In the now-deleted post, the rapper wrote, "I want to apologize to the LGBTQ+ community for the hurtful and triggering comments I made. Again, I apologize for my misinformed comments about HIV/AIDS and I knew education on this is important. Love to all. God bless."

A representative for DaBaby did not immediately respond to EW's request for comment.

Shortly after making the initial comments at the music festival, where he was heard telling the audience "if you didn't show up today with HIV, AIDS, any of them deadly sexually transmitted diseases that'll make you die in two or three weeks, put your cellphone light up," celebrities such as Madonna, Questlove, and Elton John slammed DaBaby for his remarks, leading the rapper to be removed from his headlining acts at Lollapalooza and Governors Ball Festival.

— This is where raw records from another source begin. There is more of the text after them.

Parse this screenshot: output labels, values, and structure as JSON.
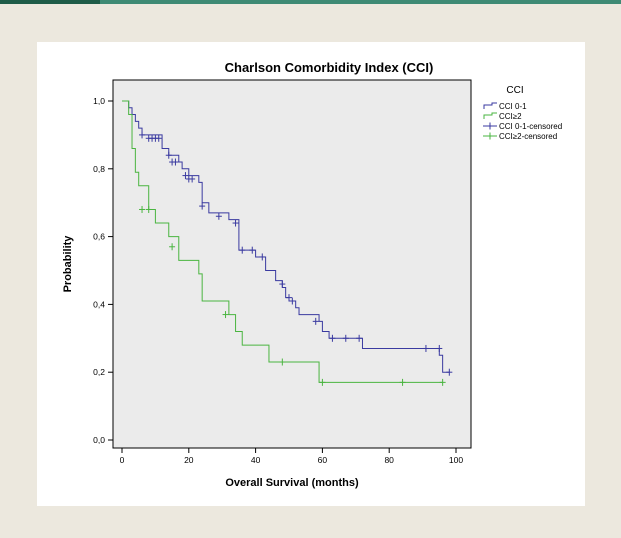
{
  "chart_data": {
    "type": "line",
    "title": "Charlson Comorbidity Index (CCI)",
    "xlabel": "Overall Survival (months)",
    "ylabel": "Probability",
    "xlim": [
      0,
      100
    ],
    "ylim": [
      0,
      1
    ],
    "xticks": [
      0,
      20,
      40,
      60,
      80,
      100
    ],
    "yticks": [
      "0,0",
      "0,2",
      "0,4",
      "0,6",
      "0,8",
      "1,0"
    ],
    "legend": {
      "title": "CCI",
      "position": "right",
      "entries": [
        {
          "label": "CCI 0-1",
          "color": "#3a3aa0",
          "kind": "line"
        },
        {
          "label": "CCI≥2",
          "color": "#4ab540",
          "kind": "line"
        },
        {
          "label": "CCI 0-1-censored",
          "color": "#3a3aa0",
          "kind": "cross"
        },
        {
          "label": "CCI≥2-censored",
          "color": "#4ab540",
          "kind": "cross"
        }
      ]
    },
    "grid": false,
    "plot_background": "#ebebeb",
    "series": [
      {
        "name": "CCI 0-1",
        "color": "#3a3aa0",
        "x": [
          0,
          2,
          3,
          4,
          5,
          6,
          12,
          14,
          17,
          18,
          20,
          23,
          24,
          26,
          32,
          35,
          40,
          43,
          46,
          48,
          49,
          50,
          52,
          53,
          55,
          59,
          60,
          62,
          72,
          95,
          96
        ],
        "y": [
          1.0,
          0.98,
          0.96,
          0.94,
          0.92,
          0.9,
          0.86,
          0.84,
          0.82,
          0.8,
          0.78,
          0.76,
          0.7,
          0.67,
          0.65,
          0.56,
          0.54,
          0.5,
          0.47,
          0.45,
          0.42,
          0.41,
          0.39,
          0.37,
          0.37,
          0.35,
          0.32,
          0.3,
          0.27,
          0.25,
          0.2
        ],
        "censored": [
          [
            6,
            0.9
          ],
          [
            8,
            0.89
          ],
          [
            9,
            0.89
          ],
          [
            10,
            0.89
          ],
          [
            11,
            0.89
          ],
          [
            14,
            0.84
          ],
          [
            15,
            0.82
          ],
          [
            16,
            0.82
          ],
          [
            19,
            0.78
          ],
          [
            20,
            0.77
          ],
          [
            21,
            0.77
          ],
          [
            24,
            0.69
          ],
          [
            29,
            0.66
          ],
          [
            34,
            0.64
          ],
          [
            36,
            0.56
          ],
          [
            39,
            0.56
          ],
          [
            42,
            0.54
          ],
          [
            48,
            0.46
          ],
          [
            50,
            0.42
          ],
          [
            51,
            0.41
          ],
          [
            58,
            0.35
          ],
          [
            63,
            0.3
          ],
          [
            67,
            0.3
          ],
          [
            71,
            0.3
          ],
          [
            91,
            0.27
          ],
          [
            95,
            0.27
          ],
          [
            98,
            0.2
          ]
        ]
      },
      {
        "name": "CCI≥2",
        "color": "#4ab540",
        "x": [
          0,
          2,
          3,
          4,
          5,
          8,
          10,
          14,
          17,
          23,
          24,
          29,
          32,
          34,
          36,
          44,
          59
        ],
        "y": [
          1.0,
          0.96,
          0.86,
          0.79,
          0.75,
          0.68,
          0.64,
          0.6,
          0.53,
          0.49,
          0.41,
          0.41,
          0.37,
          0.32,
          0.28,
          0.23,
          0.17
        ],
        "censored": [
          [
            6,
            0.68
          ],
          [
            8,
            0.68
          ],
          [
            15,
            0.57
          ],
          [
            31,
            0.37
          ],
          [
            48,
            0.23
          ],
          [
            60,
            0.17
          ],
          [
            84,
            0.17
          ],
          [
            96,
            0.17
          ]
        ]
      }
    ]
  }
}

As the backlash continued, the rapper defended himself in a series of posts on Instagram before posting apologies on his social media accounts, including addressing his comments in a music video. (A title card appears at the end of the video for his song "Giving What It's Supposed to Give" saying "don't fight hate with hate" and "my apologies for being me the same way you want the freedom to be you.")

DaBaby's apology from Aug. 2 is still visible on his Twitter page, where he'd written, "What I said was insensitive even though I have no intentions on offending anybody. So my apologies. But the LGBT community… I ain't trippin on y'all, do you. y'all business is y'all business."

Eleven organizations working in HIV/AIDS prevention and treatment penned a private letter to the rapper last week about his comments, writing, "at a time when HIV continues to disproportionately impact Black Americans and queer and transgender people of color, a dialogue is critical."

GLAAD associate director Dashawn Usher added, "DaBaby and all Americans must learn the truth about HIV and work towards defeating the stigma that keeps people from HIV prevention and life-saving treatment that allows them to live long and healthy lives, and not transmit HIV. DaBaby can be a powerful and influential voice where Black Americans need it most. We urge him to learn the facts and use his platform to share the truth that can save lives."